Histological and ultrastructural work on the bovine mammary gland during involution (Holst et al. 1987; Hurley 1989) provides no evidence for the extensive tissue degeneration observed in other species, such as rodents and others (Helminen and Ericsson 1968a,b; Helminen and Ericsson 1971). Limited autophagocytic processes occur only transiently during the initial two days after cessation of milking. Formation of autophagocytic structures in rodent mammary tissue is characteristic of involution (Helminen and Ericsson 1968a,b; Helminen and Ericsson 1971). A detachment of epithelial cells from the basement membrane and their loss from the tissue has been reported in rodents and other species (Wellings and DeOme 1963; Verley and Hollman 1967; Helminen and Ericsson 1968b; Richards and Benson 1971).
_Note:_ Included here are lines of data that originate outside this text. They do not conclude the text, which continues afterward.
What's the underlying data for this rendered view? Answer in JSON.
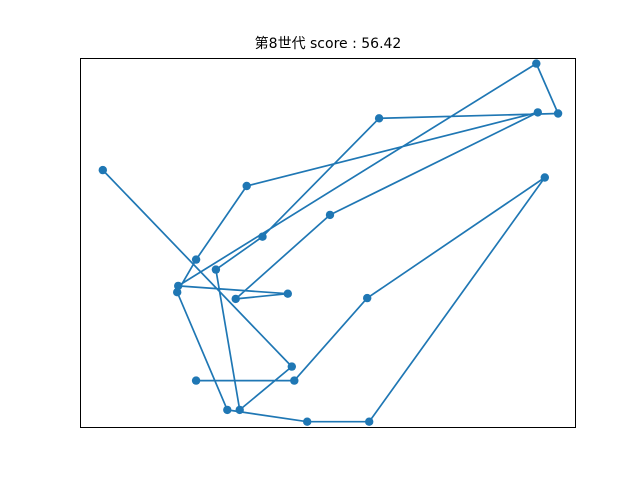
{
  "chart_data": {
    "type": "line",
    "title": "第8世代 score : 56.42",
    "xlabel": "",
    "ylabel": "",
    "xlim": [
      0,
      100
    ],
    "ylim": [
      0,
      100
    ],
    "axes_visible": false,
    "grid": false,
    "marker": "circle",
    "series": [
      {
        "color": "#1f77b4",
        "x": [
          4.6,
          42.7,
          32.2,
          27.4,
          36.8,
          60.3,
          96.4,
          92.0,
          19.8,
          41.9,
          31.4,
          50.4,
          92.3,
          33.6,
          23.4,
          19.6,
          29.7,
          45.8,
          58.3,
          93.7,
          57.9,
          43.2,
          23.4
        ],
        "y": [
          69.7,
          16.6,
          4.9,
          42.8,
          51.7,
          83.7,
          85.0,
          98.5,
          38.4,
          36.3,
          34.9,
          57.6,
          85.3,
          65.4,
          45.5,
          36.7,
          4.9,
          1.7,
          1.7,
          67.7,
          35.1,
          12.8,
          12.8
        ]
      }
    ]
  }
}
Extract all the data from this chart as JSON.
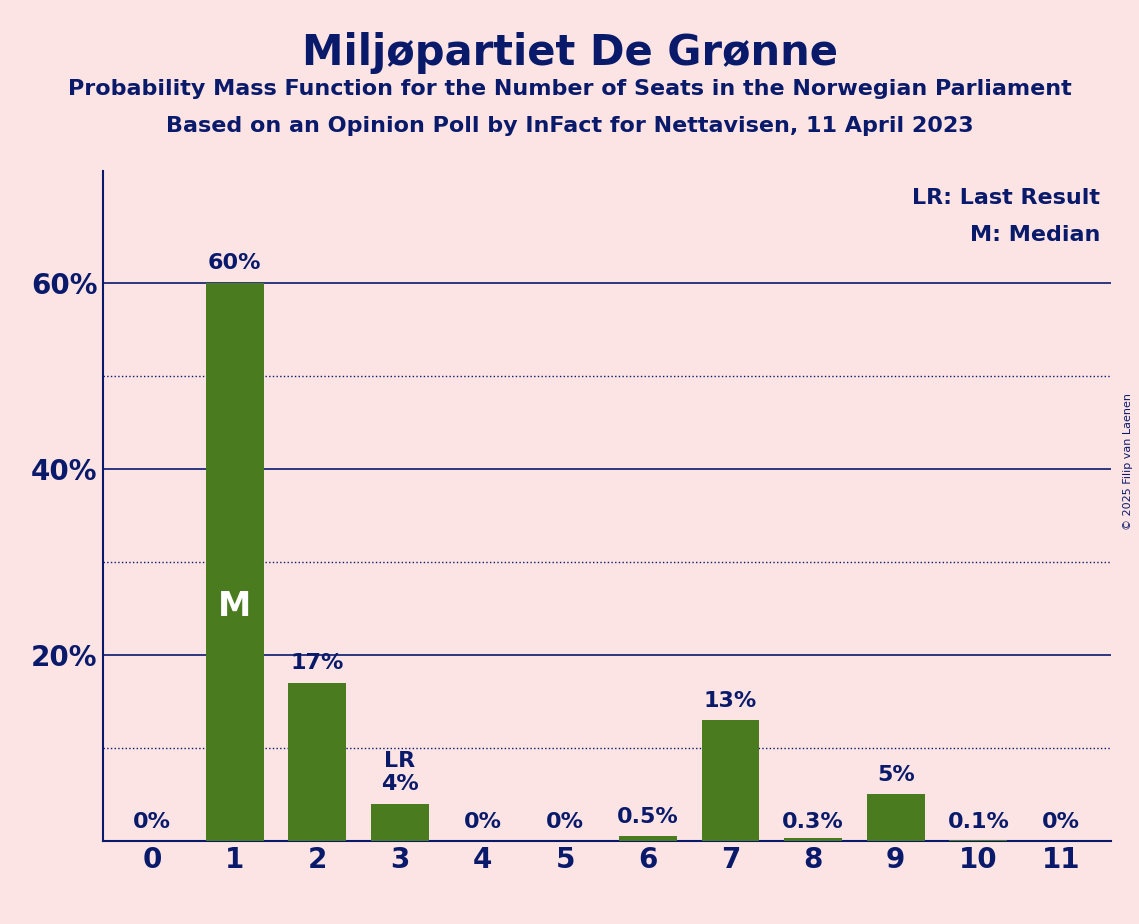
{
  "title": "Miljøpartiet De Grønne",
  "subtitle1": "Probability Mass Function for the Number of Seats in the Norwegian Parliament",
  "subtitle2": "Based on an Opinion Poll by InFact for Nettavisen, 11 April 2023",
  "copyright": "© 2025 Filip van Laenen",
  "categories": [
    0,
    1,
    2,
    3,
    4,
    5,
    6,
    7,
    8,
    9,
    10,
    11
  ],
  "values": [
    0.0,
    60.0,
    17.0,
    4.0,
    0.0,
    0.0,
    0.5,
    13.0,
    0.3,
    5.0,
    0.1,
    0.0
  ],
  "bar_color": "#4a7c1f",
  "background_color": "#fce4e4",
  "text_color": "#0a1a6b",
  "yticks": [
    20,
    40,
    60
  ],
  "ytick_labels": [
    "20%",
    "40%",
    "60%"
  ],
  "ylim": [
    0,
    72
  ],
  "bar_labels": [
    "0%",
    "60%",
    "17%",
    "4%",
    "0%",
    "0%",
    "0.5%",
    "13%",
    "0.3%",
    "5%",
    "0.1%",
    "0%"
  ],
  "median_bar": 1,
  "lr_bar": 3,
  "lr_label": "LR",
  "median_label": "M",
  "legend_lr": "LR: Last Result",
  "legend_m": "M: Median",
  "solid_lines": [
    20,
    40,
    60
  ],
  "dotted_lines": [
    10,
    30,
    50
  ],
  "title_fontsize": 30,
  "subtitle_fontsize": 16,
  "tick_fontsize": 20,
  "bar_label_fontsize": 16,
  "legend_fontsize": 16,
  "median_fontsize": 24
}
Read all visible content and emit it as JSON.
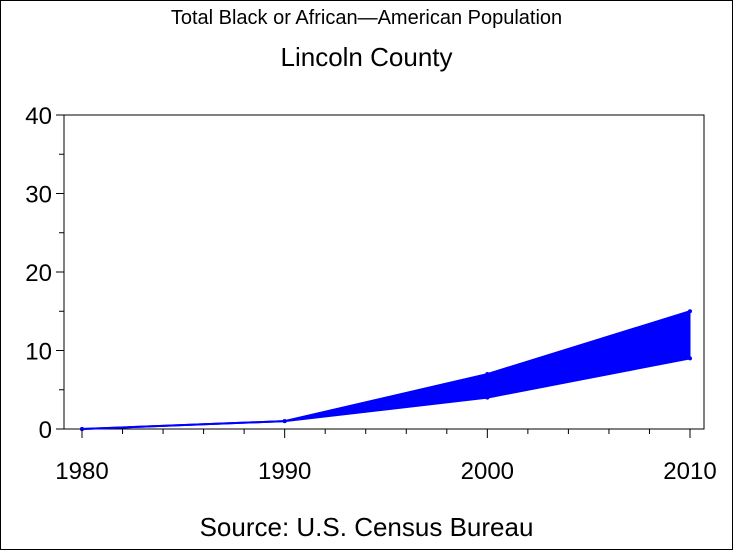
{
  "chart_data": {
    "type": "area",
    "title": "Total Black or African—American Population",
    "subtitle": "Lincoln County",
    "source": "Source: U.S. Census Bureau",
    "x": [
      1980,
      1990,
      2000,
      2010
    ],
    "series": [
      {
        "values": [
          0,
          1,
          7,
          15
        ]
      },
      {
        "values": [
          0,
          1,
          4,
          9
        ]
      }
    ],
    "xlim": [
      1980,
      2010
    ],
    "ylim": [
      0,
      40
    ],
    "xticks": [
      "1980",
      "1990",
      "2000",
      "2010"
    ],
    "yticks": [
      "0",
      "10",
      "20",
      "30",
      "40"
    ],
    "fill_color": "#0000ff",
    "grid": false
  }
}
This leaves characteristic bare spaces on the basement membrane and myoepithelial cells are thought to fill the space. No such situations are observed in the involuting bovine gland (Holst 1987; Holst et al. 1987). More recently, the involution process in the mouse has been characterized by examining the role of apoptosis.
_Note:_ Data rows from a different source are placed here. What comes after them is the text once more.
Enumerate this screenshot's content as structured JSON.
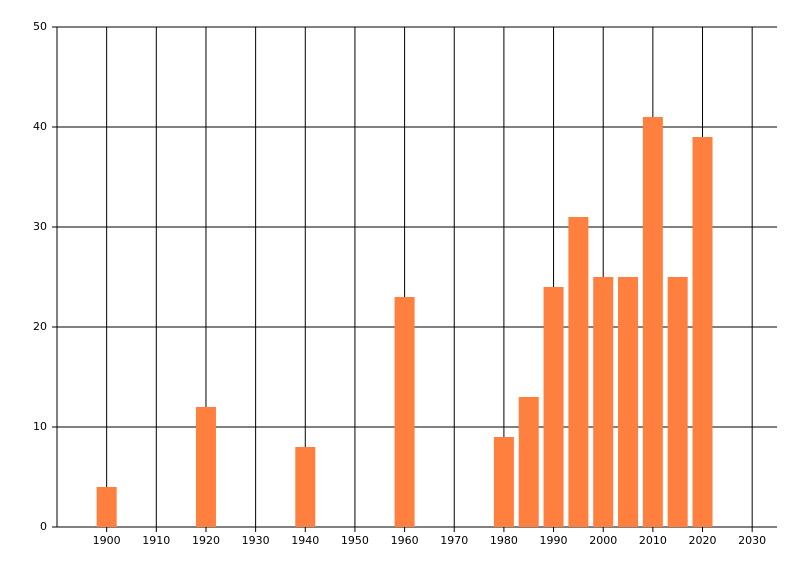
{
  "chart_data": {
    "type": "bar",
    "x": [
      1900,
      1920,
      1940,
      1960,
      1980,
      1985,
      1990,
      1995,
      2000,
      2005,
      2010,
      2015,
      2020
    ],
    "values": [
      4,
      12,
      8,
      23,
      9,
      13,
      24,
      31,
      25,
      25,
      41,
      25,
      39
    ],
    "color": "#ff7f3f",
    "xlim": [
      1890,
      2035
    ],
    "xticks": [
      1900,
      1910,
      1920,
      1930,
      1940,
      1950,
      1960,
      1970,
      1980,
      1990,
      2000,
      2010,
      2020,
      2030
    ],
    "ylim": [
      0,
      50
    ],
    "yticks": [
      0,
      10,
      20,
      30,
      40,
      50
    ],
    "grid": true
  }
}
Apoptosis and Mammary Gland Involution

Mammary involution in the mouse is characterized by a rapid loss of tissue function and degeneration of the alveolar structure and massive loss of epithelial cells. This cell loss is due to programmed cell death or apoptosis (Strange et al. 1992, Walker et al. 1989). Apoptosis is a both a natural and systematic method of cell suicide which takes place during normal morphogenesis, tissue remodelling and in response to infection or irreparable cell damage (Wyllie et al. 1984, Schwartzman & Cidlowski, 1993). There are two distinct types of cell death, apoptosis and necrosis, which may be distinguished by morphological, biochemical and molecular changes in dying cells. The process of apoptosis was originally distinguished from necrosis on the basis of its ultrastructure (Kerr 1971, Kerr et al. 1972). Apoptosis may be identified by a characteristic pattern of morphological changes: nuclear and cytoplasmic condensation, nuclear fragmentation and formation of apoptotic bodies (Walker et al. 1989, Strange et al. 1992). These changes are associated with cleavage of chromatin into discrete sized oligonucleosome fragments by a calcium dependent endonuclease (Arends et al. 1990), resulting in the appearance of oligonucleosomal DNA laddering in ethidium bromide stained gels (Wyllie et al. 1980).
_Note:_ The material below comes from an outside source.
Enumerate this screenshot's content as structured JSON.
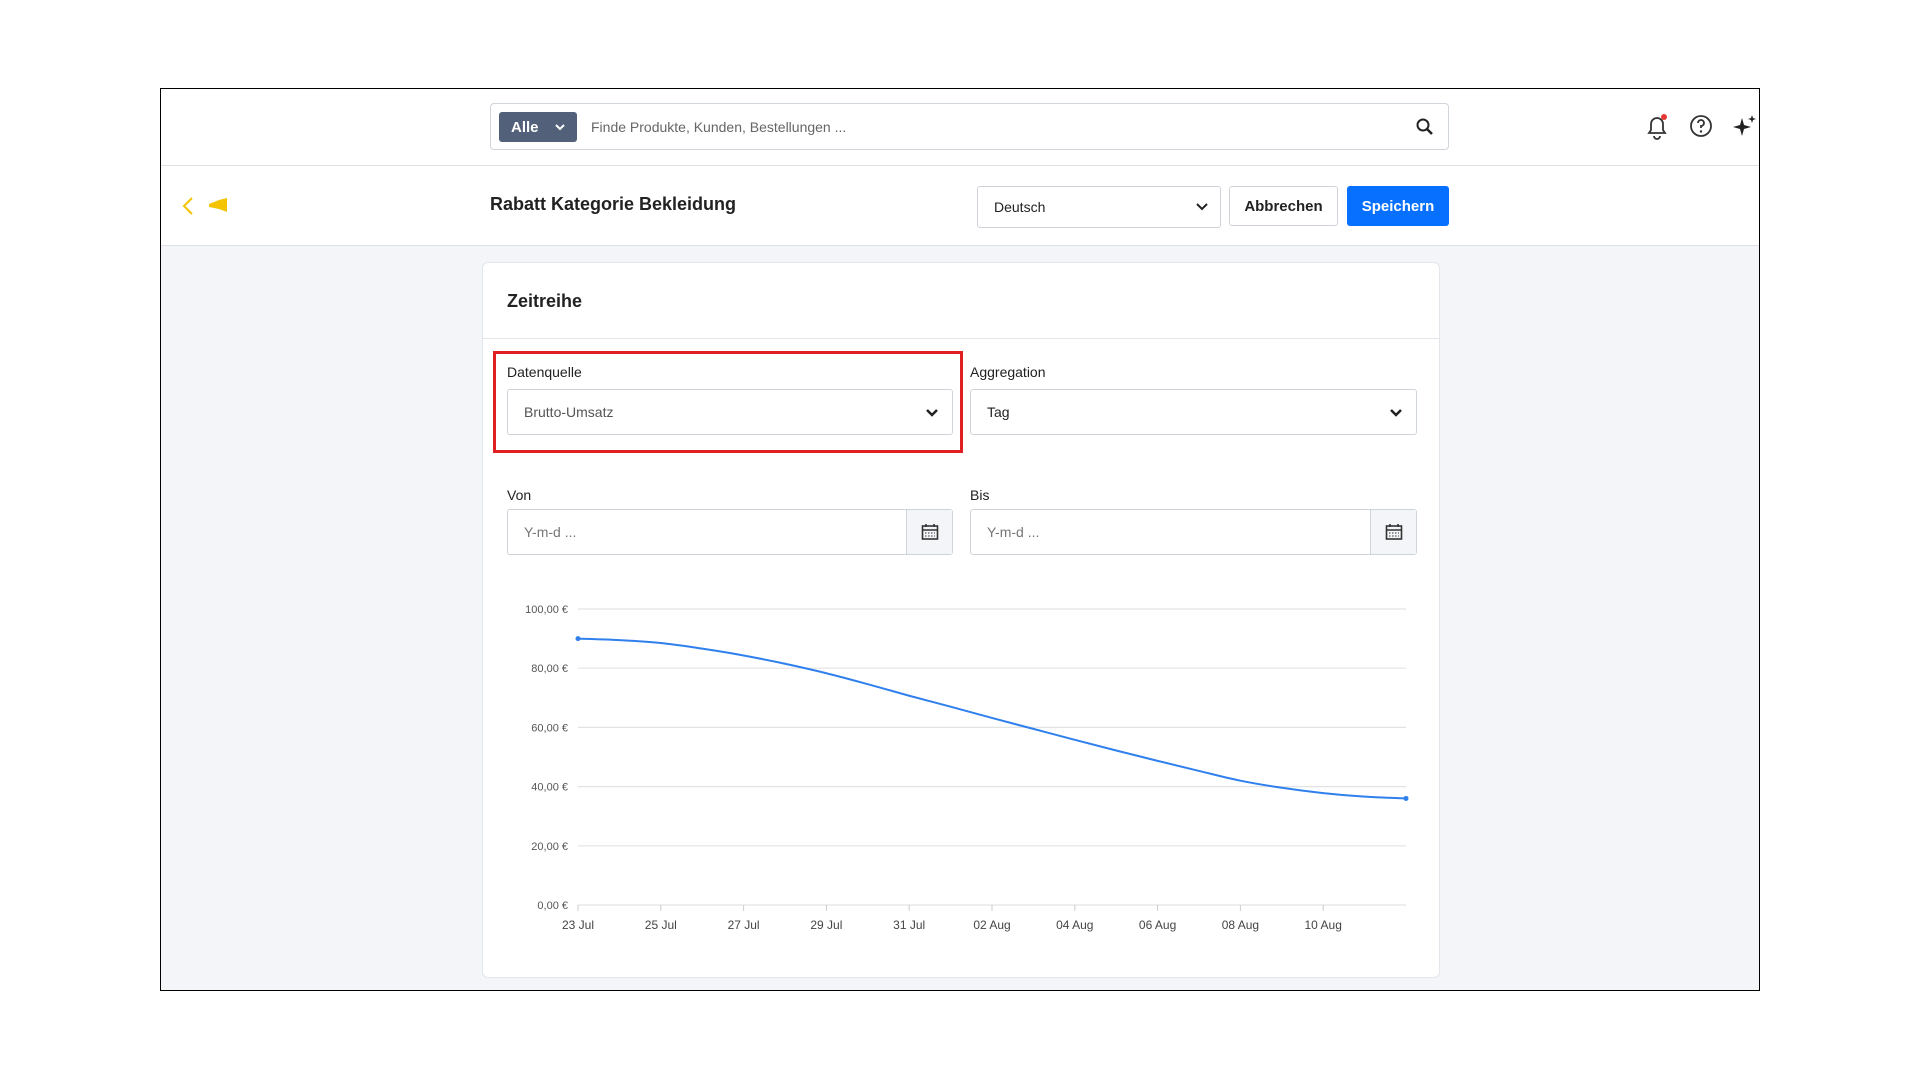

A morphology consistent with apoptotic cell death can be observed in the murine mammary gland within two days of milk stasis. The nucleus and cytoplasm condense, the chromatin becomes fragmented and marginated, and apoptotic bodies are formed (Walker et al., 1989; Strange et al., 1992). This cell loss results in extensive disintegration of alveolar structure during the early period of involution in the mouse. DNA laddering characteristic of apoptosis also has been detected in goat mammary tissue during early and late lactation (Quarrie et al., 1994) and during late lactation in the cow (Wilde et al., 1997). This would suggest that removal of secretory epithelial cells by apoptosis is a normal physiological event in the ruminant mammary gland, even during lactation. In addition, milk stasis has been demonstrated to stimulate DNA laddering in both goat and cow mammary tissue (Quarrie et al., 1994; Wilde et al., 1997). These observations suggest that mammary epithelial cells are indeed lost during involution in the bovine mammary gland. However, this process of cell loss does not seem to be as dramatic as that observed in the mouse. In spite of the loss of cells, bovine mammary alveoli retain general structural integrity throughout involution (Holst et al. 1987). While the role of cell loss in the mouse mammary gland during involution is clear, the impact of mammary apoptosis in the bovine is not fully characterized.